Is trust the villain here? Actually, the race is about figuring if anyone even is anyone. Mask or no mask, trustworthiness relies on sheer instinct — if they die, then trust was misplaced; if they live, it’s because they believed they will. And believable are the performances of the ensemble cast including the perturbingly underrated Jon Hamm. Here he has a small part (again!) as Detective Joe Finney. There must be an unwritten rule on cop roles for relatively major actors: if it is not a cop movie, do not be the cop. Even Bill Duke has managed to bag a slightly more prominent character in yet another mob boss Aldrick Watkins. Duke is fearsome due to his eyes masked by those black-tinted oversized glasses, and his lips when spewing lines are constantly in a quarter-yawn. Fraser hasn’t been this awesomely nasty since he was a mash-up of the Ricks from “The Mummy” (1999, 2001, 2008) and “Crash” (2004), which he is in “No Sudden Move.” He’s a crime kingpin now — equating campy, menace, and despondence whilst wielding a gun towards Russo and Curt whom Cheadle struts with a no-care-for-no-one veneer. The actor is sure when Curt is in doubt, that inner sturdiness encrusting the fragility yet arctic pith of the character. Curt ain’t gullible; being an ex-con, he has street cred and a wealth of experience in organized crime, so he has a price on his head, wanted and alive. Russo has not much of a backstory except implied that he was employed in General Motors then suggestively was embezzled or did the embezzling himself. The murkiness of Russo’s past is etched in the microscopic pores of Del Toro’s also wintery visage. There’s that lingering commotion within that silences the unease around his being which Del Toro carries suspiciously subliminal. It’s what he doesn’t show that inflicts fear amid the curious and unintentional funny that Russo sometimes is. Ray Liotta as additional mobster Frank Capelli (whose wife is Vanessa or Veronica — Julia Fox unrecognizeable as a suburban mistress to Russo) simplifies Russo’s nature, “You see, Ron, the problem is you’re not smart enough to know how not smart you are. Which makes you unpredictable. Which makes you untrustworthy.” Untrustworthy, yes, but smart is something dependent on whether he is correct about somebody. Liotta’s mythical mob presence is authenticity to any crime movie. If he’s humurous, it’s because the laughter is in defense of his imposing sinister.

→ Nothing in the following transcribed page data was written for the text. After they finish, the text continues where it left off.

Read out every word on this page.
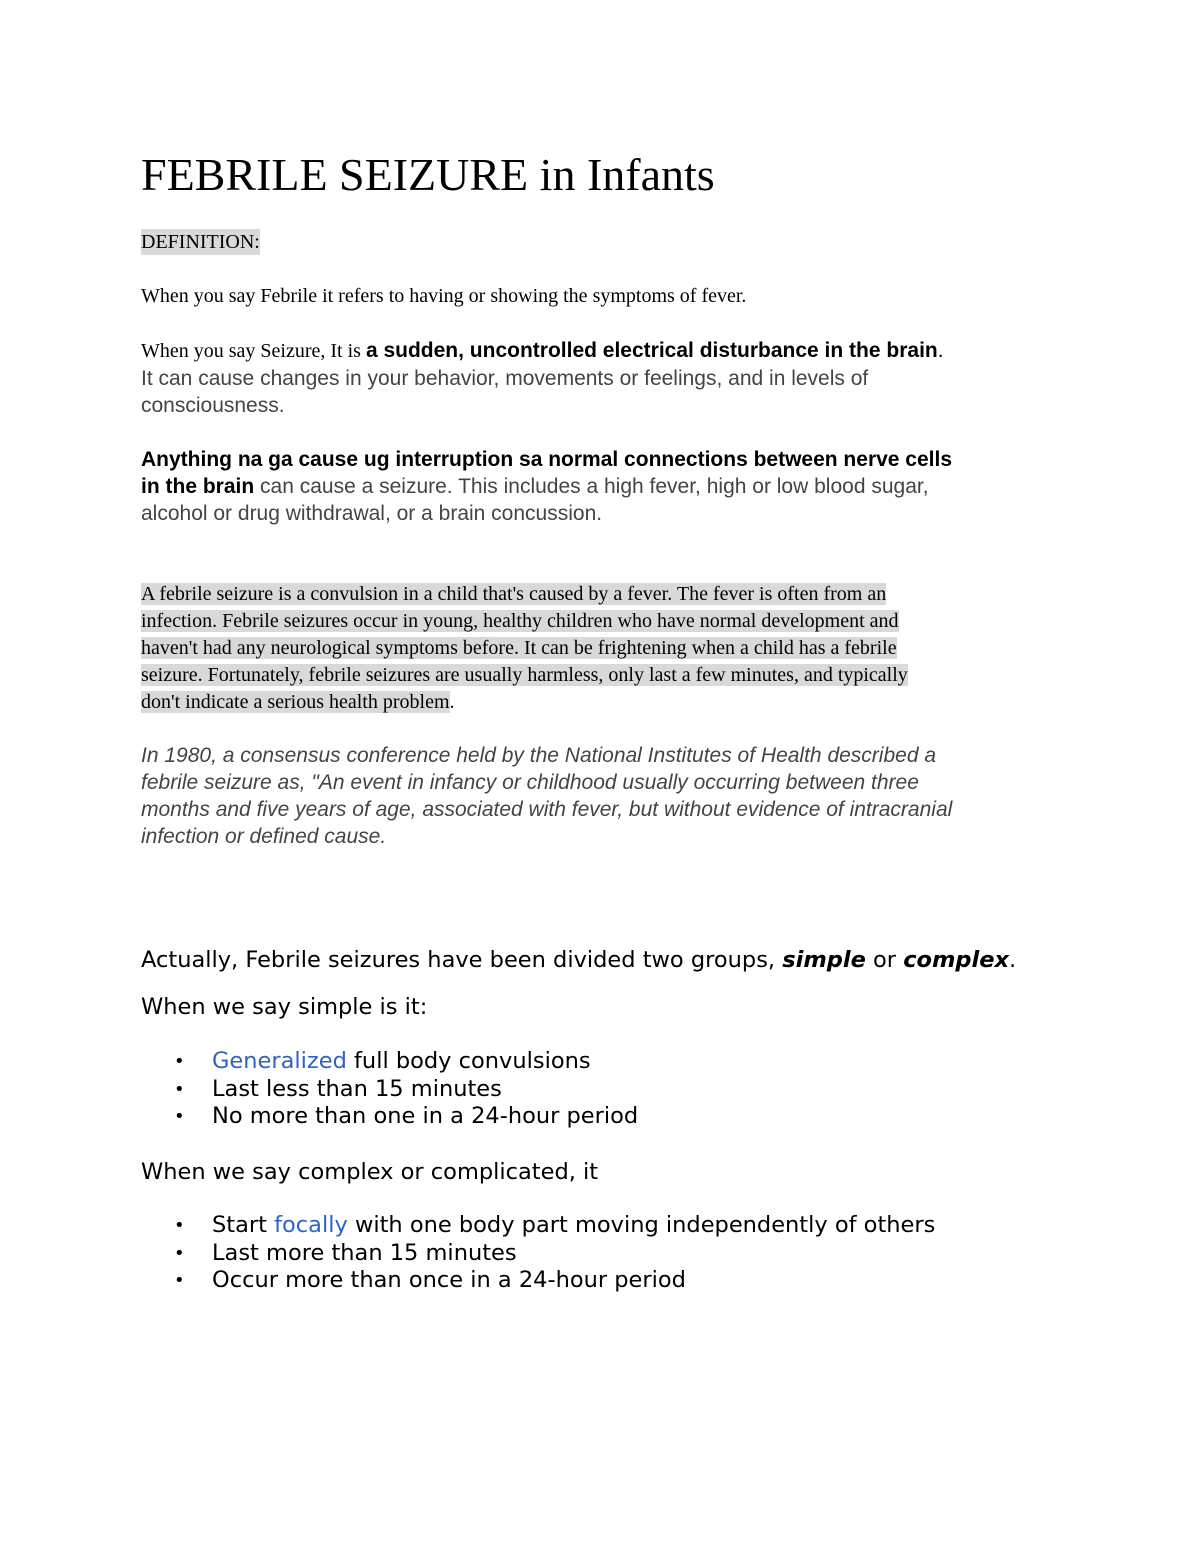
FEBRILE SEIZURE in Infants
DEFINITION:
When you say Febrile it refers to having or showing the symptoms of fever.
When you say Seizure, It is a sudden, uncontrolled electrical disturbance in the brain.
It can cause changes in your behavior, movements or feelings, and in levels of
consciousness.
Anything na ga cause ug interruption sa normal connections between nerve cells
in the brain can cause a seizure. This includes a high fever, high or low blood sugar,
alcohol or drug withdrawal, or a brain concussion.
A febrile seizure is a convulsion in a child that's caused by a fever. The fever is often from an
infection. Febrile seizures occur in young, healthy children who have normal development and
haven't had any neurological symptoms before. It can be frightening when a child has a febrile
seizure. Fortunately, febrile seizures are usually harmless, only last a few minutes, and typically
don't indicate a serious health problem.
In 1980, a consensus conference held by the National Institutes of Health described a
febrile seizure as, "An event in infancy or childhood usually occurring between three
months and five years of age, associated with fever, but without evidence of intracranial
infection or defined cause.
Actually, Febrile seizures have been divided two groups, simple or complex.
When we say simple is it:
• Generalized full body convulsions
• Last less than 15 minutes
• No more than one in a 24-hour period
When we say complex or complicated, it
• Start focally with one body part moving independently of others
• Last more than 15 minutes
• Occur more than once in a 24-hour period
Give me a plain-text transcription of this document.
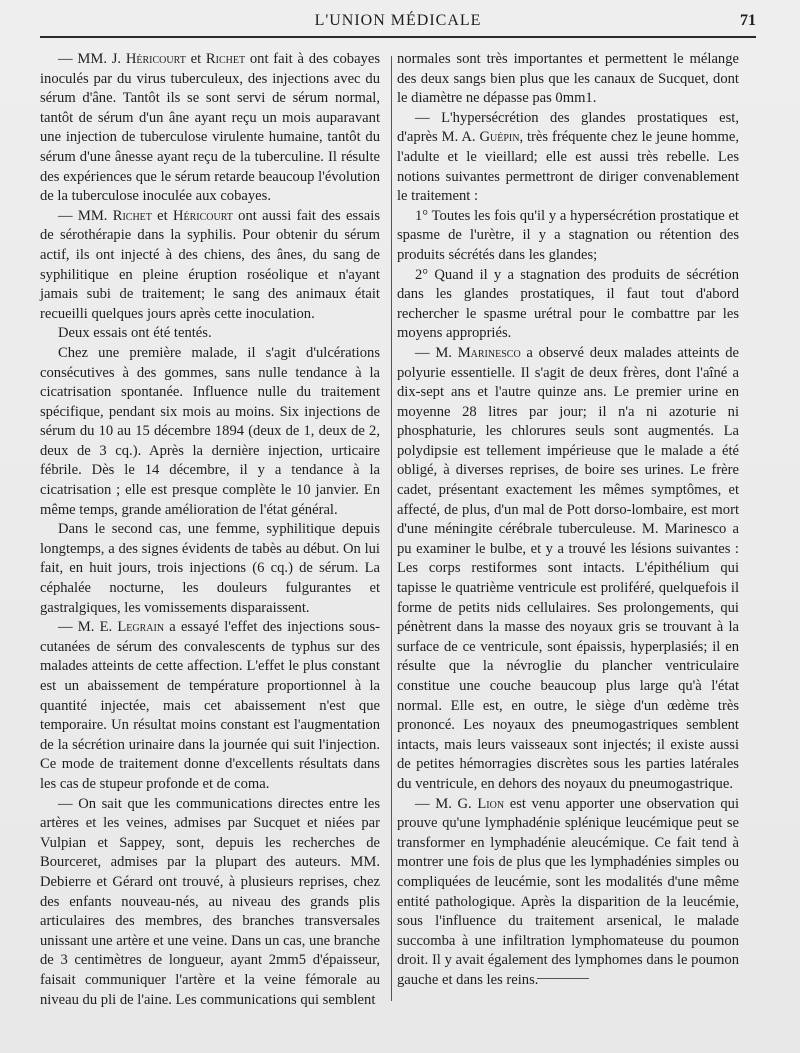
L'UNION MÉDICALE	71

— MM. J. Héricourt et Richet ont fait à des cobayes inoculés par du virus tuberculeux, des injections avec du sérum d'âne. Tantôt ils se sont servi de sérum normal, tantôt de sérum d'un âne ayant reçu un mois auparavant une injection de tuberculose virulente humaine, tantôt du sérum d'une ânesse ayant reçu de la tuberculine. Il résulte des expériences que le sérum retarde beaucoup l'évolution de la tuberculose inoculée aux cobayes.

— MM. Richet et Héricourt ont aussi fait des essais de sérothérapie dans la syphilis. Pour obtenir du sérum actif, ils ont injecté à des chiens, des ânes, du sang de syphilitique en pleine éruption roséolique et n'ayant jamais subi de traitement; le sang des animaux était recueilli quelques jours après cette inoculation.

Deux essais ont été tentés.

Chez une première malade, il s'agit d'ulcérations consécutives à des gommes, sans nulle tendance à la cicatrisation spontanée. Influence nulle du traitement spécifique, pendant six mois au moins. Six injections de sérum du 10 au 15 décembre 1894 (deux de 1, deux de 2, deux de 3 cq.). Après la dernière injection, urticaire fébrile. Dès le 14 décembre, il y a tendance à la cicatrisation ; elle est presque complète le 10 janvier. En même temps, grande amélioration de l'état général.

Dans le second cas, une femme, syphilitique depuis longtemps, a des signes évidents de tabès au début. On lui fait, en huit jours, trois injections (6 cq.) de sérum. La céphalée nocturne, les douleurs fulgurantes et gastralgiques, les vomissements disparaissent.

— M. E. Legrain a essayé l'effet des injections sous-cutanées de sérum des convalescents de typhus sur des malades atteints de cette affection. L'effet le plus constant est un abaissement de température proportionnel à la quantité injectée, mais cet abaissement n'est que temporaire. Un résultat moins constant est l'augmentation de la sécrétion urinaire dans la journée qui suit l'injection. Ce mode de traitement donne d'excellents résultats dans les cas de stupeur profonde et de coma.

— On sait que les communications directes entre les artères et les veines, admises par Sucquet et niées par Vulpian et Sappey, sont, depuis les recherches de Bourceret, admises par la plupart des auteurs. MM. Debierre et Gérard ont trouvé, à plusieurs reprises, chez des enfants nouveau-nés, au niveau des grands plis articulaires des membres, des branches transversales unissant une artère et une veine. Dans un cas, une branche de 3 centimètres de longueur, ayant 2mm5 d'épaisseur, faisait communiquer l'artère et la veine fémorale au niveau du pli de l'aine. Les communications qui semblent

normales sont très importantes et permettent le mélange des deux sangs bien plus que les canaux de Sucquet, dont le diamètre ne dépasse pas 0mm1.

— L'hypersécrétion des glandes prostatiques est, d'après M. A. Guépin, très fréquente chez le jeune homme, l'adulte et le vieillard; elle est aussi très rebelle. Les notions suivantes permettront de diriger convenablement le traitement :

1° Toutes les fois qu'il y a hypersécrétion prostatique et spasme de l'urètre, il y a stagnation ou rétention des produits sécrétés dans les glandes;

2° Quand il y a stagnation des produits de sécrétion dans les glandes prostatiques, il faut tout d'abord rechercher le spasme urétral pour le combattre par les moyens appropriés.

— M. Marinesco a observé deux malades atteints de polyurie essentielle. Il s'agit de deux frères, dont l'aîné a dix-sept ans et l'autre quinze ans. Le premier urine en moyenne 28 litres par jour; il n'a ni azoturie ni phosphaturie, les chlorures seuls sont augmentés. La polydipsie est tellement impérieuse que le malade a été obligé, à diverses reprises, de boire ses urines. Le frère cadet, présentant exactement les mêmes symptômes, et affecté, de plus, d'un mal de Pott dorso-lombaire, est mort d'une méningite cérébrale tuberculeuse. M. Marinesco a pu examiner le bulbe, et y a trouvé les lésions suivantes : Les corps restiformes sont intacts. L'épithélium qui tapisse le quatrième ventricule est proliféré, quelquefois il forme de petits nids cellulaires. Ses prolongements, qui pénètrent dans la masse des noyaux gris se trouvant à la surface de ce ventricule, sont épaissis, hyperplasiés; il en résulte que la névroglie du plancher ventriculaire constitue une couche beaucoup plus large qu'à l'état normal. Elle est, en outre, le siège d'un œdème très prononcé. Les noyaux des pneumogastriques semblent intacts, mais leurs vaisseaux sont injectés; il existe aussi de petites hémorragies discrètes sous les parties latérales du ventricule, en dehors des noyaux du pneumogastrique.

— M. G. Lion est venu apporter une observation qui prouve qu'une lymphadénie splénique leucémique peut se transformer en lymphadénie aleucémique. Ce fait tend à montrer une fois de plus que les lymphadénies simples ou compliquées de leucémie, sont les modalités d'une même entité pathologique. Après la disparition de la leucémie, sous l'influence du traitement arsenical, le malade succomba à une infiltration lymphomateuse du poumon droit. Il y avait également des lymphomes dans le poumon gauche et dans les reins.
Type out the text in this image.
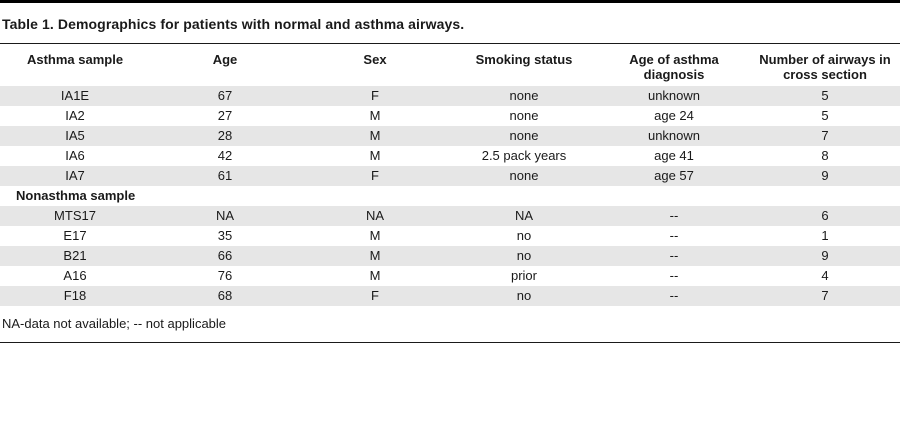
Table 1. Demographics for patients with normal and asthma airways.
Asthma sample	Age	Sex	Smoking status	Age of asthma diagnosis	Number of airways in cross section
IA1E	67	F	none	unknown	5
IA2	27	M	none	age 24	5
IA5	28	M	none	unknown	7
IA6	42	M	2.5 pack years	age 41	8
IA7	61	F	none	age 57	9
Nonasthma sample					
MTS17	NA	NA	NA	--	6
E17	35	M	no	--	1
B21	66	M	no	--	9
A16	76	M	prior	--	4
F18	68	F	no	--	7
NA-data not available; -- not applicable
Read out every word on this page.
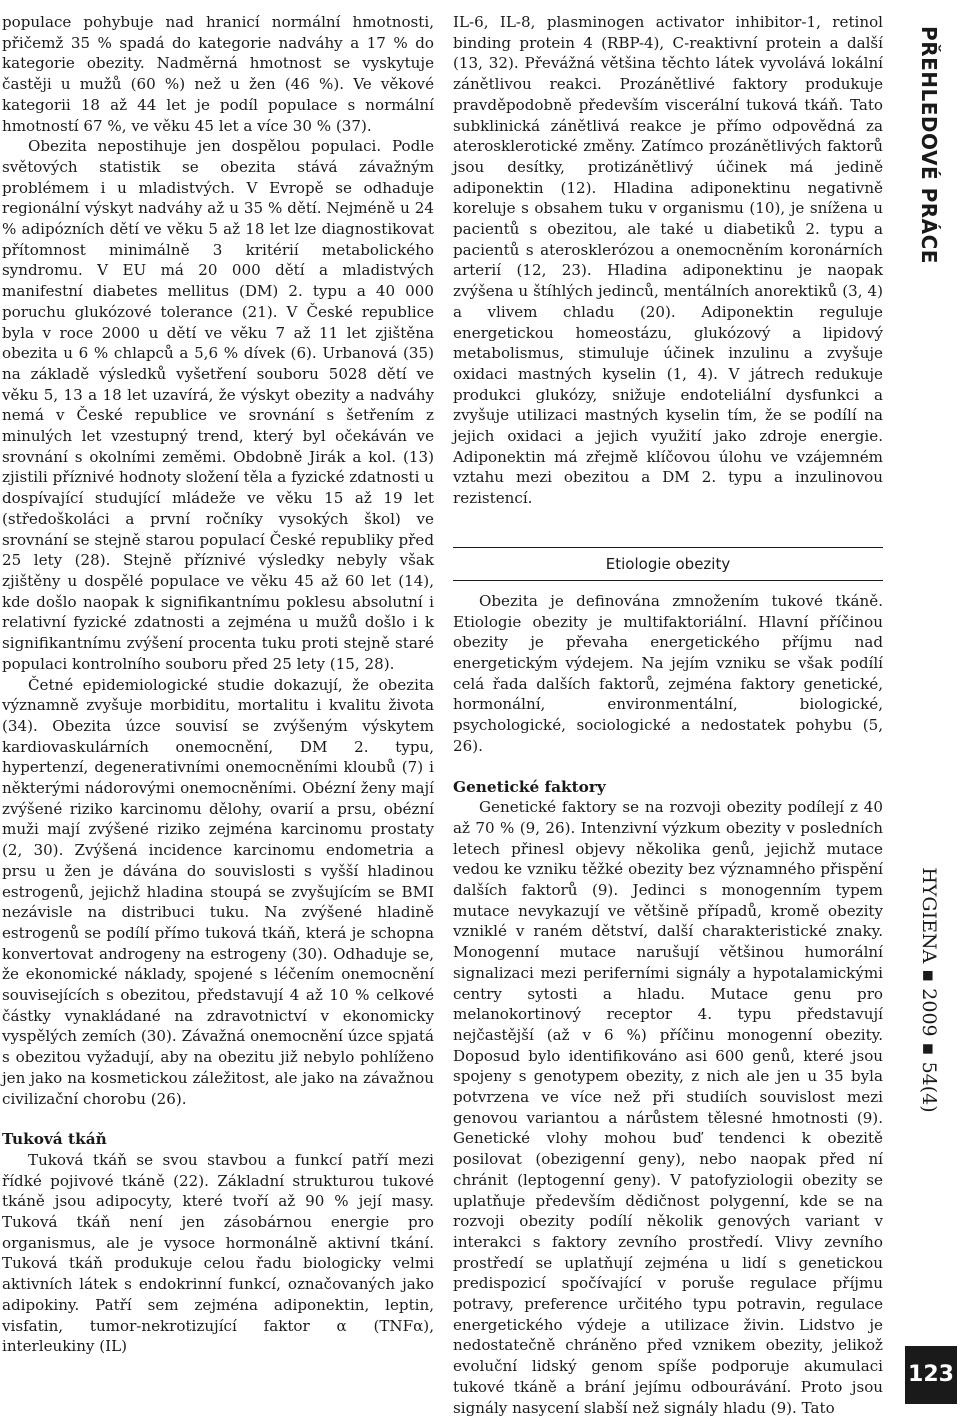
populace pohybuje nad hranicí normální hmotnosti, přičemž 35 % spadá do kategorie nadváhy a 17 % do kategorie obezity. Nadměrná hmotnost se vyskytuje častěji u mužů (60 %) než u žen (46 %). Ve věkové kategorii 18 až 44 let je podíl populace s normální hmotností 67 %, ve věku 45 let a více 30 % (37).

Obezita nepostihuje jen dospělou populaci. Podle světových statistik se obezita stává závažným problémem i u mladistvých. V Evropě se odhaduje regionální výskyt nadváhy až u 35 % dětí. Nejméně u 24 % adipózních dětí ve věku 5 až 18 let lze diagnostikovat přítomnost minimálně 3 kritérií metabolického syndromu. V EU má 20 000 dětí a mladistvých manifestní diabetes mellitus (DM) 2. typu a 40 000 poruchu glukózové tolerance (21). V České republice byla v roce 2000 u dětí ve věku 7 až 11 let zjištěna obezita u 6 % chlapců a 5,6 % dívek (6). Urbanová (35) na základě výsledků vyšetření souboru 5028 dětí ve věku 5, 13 a 18 let uzavírá, že výskyt obezity a nadváhy nemá v České republice ve srovnání s šetřením z minulých let vzestupný trend, který byl očekáván ve srovnání s okolními zeměmi. Obdobně Jirák a kol. (13) zjistili příznivé hodnoty složení těla a fyzické zdatnosti u dospívající studující mládeže ve věku 15 až 19 let (středoškoláci a první ročníky vysokých škol) ve srovnání se stejně starou populací České republiky před 25 lety (28). Stejně příznivé výsledky nebyly však zjištěny u dospělé populace ve věku 45 až 60 let (14), kde došlo naopak k signifikantnímu poklesu absolutní i relativní fyzické zdatnosti a zejména u mužů došlo i k signifikantnímu zvýšení procenta tuku proti stejně staré populaci kontrolního souboru před 25 lety (15, 28).

Četné epidemiologické studie dokazují, že obezita významně zvyšuje morbiditu, mortalitu i kvalitu života (34). Obezita úzce souvisí se zvýšeným výskytem kardiovaskulárních onemocnění, DM 2. typu, hypertenzí, degenerativními onemocněními kloubů (7) i některými nádorovými onemocněními. Obézní ženy mají zvýšené riziko karcinomu dělohy, ovarií a prsu, obézní muži mají zvýšené riziko zejména karcinomu prostaty (2, 30). Zvýšená incidence karcinomu endometria a prsu u žen je dávána do souvislosti s vyšší hladinou estrogenů, jejichž hladina stoupá se zvyšujícím se BMI nezávisle na distribuci tuku. Na zvýšené hladině estrogenů se podílí přímo tuková tkáň, která je schopna konvertovat androgeny na estrogeny (30). Odhaduje se, že ekonomické náklady, spojené s léčením onemocnění souvisejících s obezitou, představují 4 až 10 % celkové částky vynakládané na zdravotnictví v ekonomicky vyspělých zemích (30). Závažná onemocnění úzce spjatá s obezitou vyžadují, aby na obezitu již nebylo pohlíženo jen jako na kosmetickou záležitost, ale jako na závažnou civilizační chorobu (26).

Tuková tkáň

Tuková tkáň se svou stavbou a funkcí patří mezi řídké pojivové tkáně (22). Základní strukturou tukové tkáně jsou adipocyty, které tvoří až 90 % její masy. Tuková tkáň není jen zásobárnou energie pro organismus, ale je vysoce hormonálně aktivní tkání. Tuková tkáň produkuje celou řadu biologicky velmi aktivních látek s endokrinní funkcí, označovaných jako adipokiny. Patří sem zejména adiponektin, leptin, visfatin, tumor-nekrotizující faktor α (TNFα), interleukiny (IL)

IL-6, IL-8, plasminogen activator inhibitor-1, retinol binding protein 4 (RBP-4), C-reaktivní protein a další (13, 32). Převážná většina těchto látek vyvolává lokální zánětlivou reakci. Prozánětlivé faktory produkuje pravděpodobně především viscerální tuková tkáň. Tato subklinická zánětlivá reakce je přímo odpovědná za aterosklerotické změny. Zatímco prozánětlivých faktorů jsou desítky, protizánětlivý účinek má jedině adiponektin (12). Hladina adiponektinu negativně koreluje s obsahem tuku v organismu (10), je snížena u pacientů s obezitou, ale také u diabetiků 2. typu a pacientů s aterosklerózou a onemocněním koronárních arterií (12, 23). Hladina adiponektinu je naopak zvýšena u štíhlých jedinců, mentálních anorektiků (3, 4) a vlivem chladu (20). Adiponektin reguluje energetickou homeostázu, glukózový a lipidový metabolismus, stimuluje účinek inzulinu a zvyšuje oxidaci mastných kyselin (1, 4). V játrech redukuje produkci glukózy, snižuje endoteliální dysfunkci a zvyšuje utilizaci mastných kyselin tím, že se podílí na jejich oxidaci a jejich využití jako zdroje energie. Adiponektin má zřejmě klíčovou úlohu ve vzájemném vztahu mezi obezitou a DM 2. typu a inzulinovou rezistencí.

Etiologie obezity

Obezita je definována zmnožením tukové tkáně. Etiologie obezity je multifaktoriální. Hlavní příčinou obezity je převaha energetického příjmu nad energetickým výdejem. Na jejím vzniku se však podílí celá řada dalších faktorů, zejména faktory genetické, hormonální, environmentální, biologické, psychologické, sociologické a nedostatek pohybu (5, 26).

Genetické faktory

Genetické faktory se na rozvoji obezity podílejí z 40 až 70 % (9, 26). Intenzivní výzkum obezity v posledních letech přinesl objevy několika genů, jejichž mutace vedou ke vzniku těžké obezity bez významného přispění dalších faktorů (9). Jedinci s monogenním typem mutace nevykazují ve většině případů, kromě obezity vzniklé v raném dětství, další charakteristické znaky. Monogenní mutace narušují většinou humorální signalizaci mezi periferními signály a hypotalamickými centry sytosti a hladu. Mutace genu pro melanokortinový receptor 4. typu představují nejčastější (až v 6 %) příčinu monogenní obezity. Doposud bylo identifikováno asi 600 genů, které jsou spojeny s genotypem obezity, z nich ale jen u 35 byla potvrzena ve více než při studiích souvislost mezi genovou variantou a nárůstem tělesné hmotnosti (9). Genetické vlohy mohou buď tendenci k obezitě posilovat (obezigenní geny), nebo naopak před ní chránit (leptogenní geny). V patofyziologii obezity se uplatňuje především dědičnost polygenní, kde se na rozvoji obezity podílí několik genových variant v interakci s faktory zevního prostředí. Vlivy zevního prostředí se uplatňují zejména u lidí s genetickou predispozicí spočívající v poruše regulace příjmu potravy, preference určitého typu potravin, regulace energetického výdeje a utilizace živin. Lidstvo je nedostatečně chráněno před vznikem obezity, jelikož evoluční lidský genom spíše podporuje akumulaci tukové tkáně a brání jejímu odbourávání. Proto jsou signály nasycení slabší než signály hladu (9). Tato

PŘEHLEDOVÉ PRÁCE
HYGIENA ▪ 2009 ▪ 54(4)
123
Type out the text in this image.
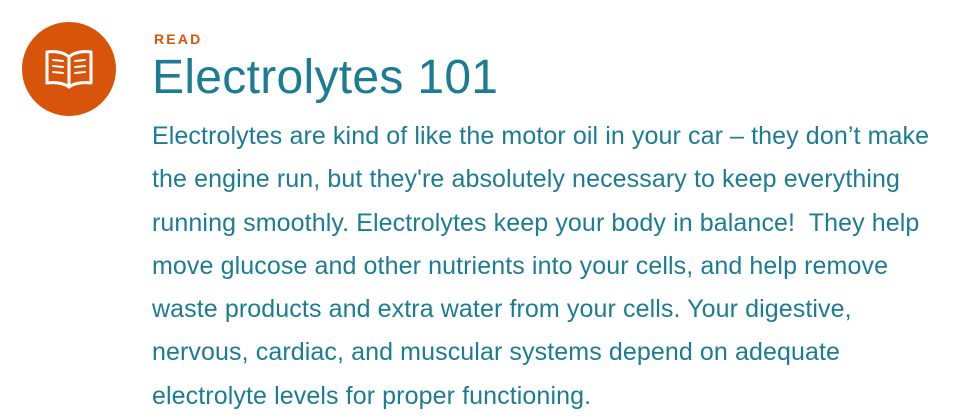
READ
Electrolytes 101

Electrolytes are kind of like the motor oil in your car – they don’t make the engine run, but they're absolutely necessary to keep everything running smoothly. Electrolytes keep your body in balance!  They help move glucose and other nutrients into your cells, and help remove waste products and extra water from your cells. Your digestive, nervous, cardiac, and muscular systems depend on adequate electrolyte levels for proper functioning.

The script, by Ed Solomon, is akin to a pigeon’s chirp — subtle and minimal to inflict dreariness against the concealed and untold. Subtlety is elaborate in “No Sudden Move” that the choreography is of tiniest breadth, especially during the early invasion sequences at Wertz’s and Forbert’s houses; the dinner setup between Curt, Capelli, Russo, and Jones; and the deceptive turnover at Hotel Gotham. The tightness of movements deprives the explosiveness into a fuming thrill — not a feint is allowed or the claustrophobic, grim anticipation would be quelled within the coordination’s disarray. Organized crime must be that, an assemblage of messes in quietus. But to outrun this race means not to be ahead; who loses first sees it to the end. Those who are caught behind gets the privilege to witness how their luck serves them. It does not matter the pace, just maintain against stillness. Stopping lets doom catch up, and overtaking it would usurp fate. Keep at the race, the prize is along the lane.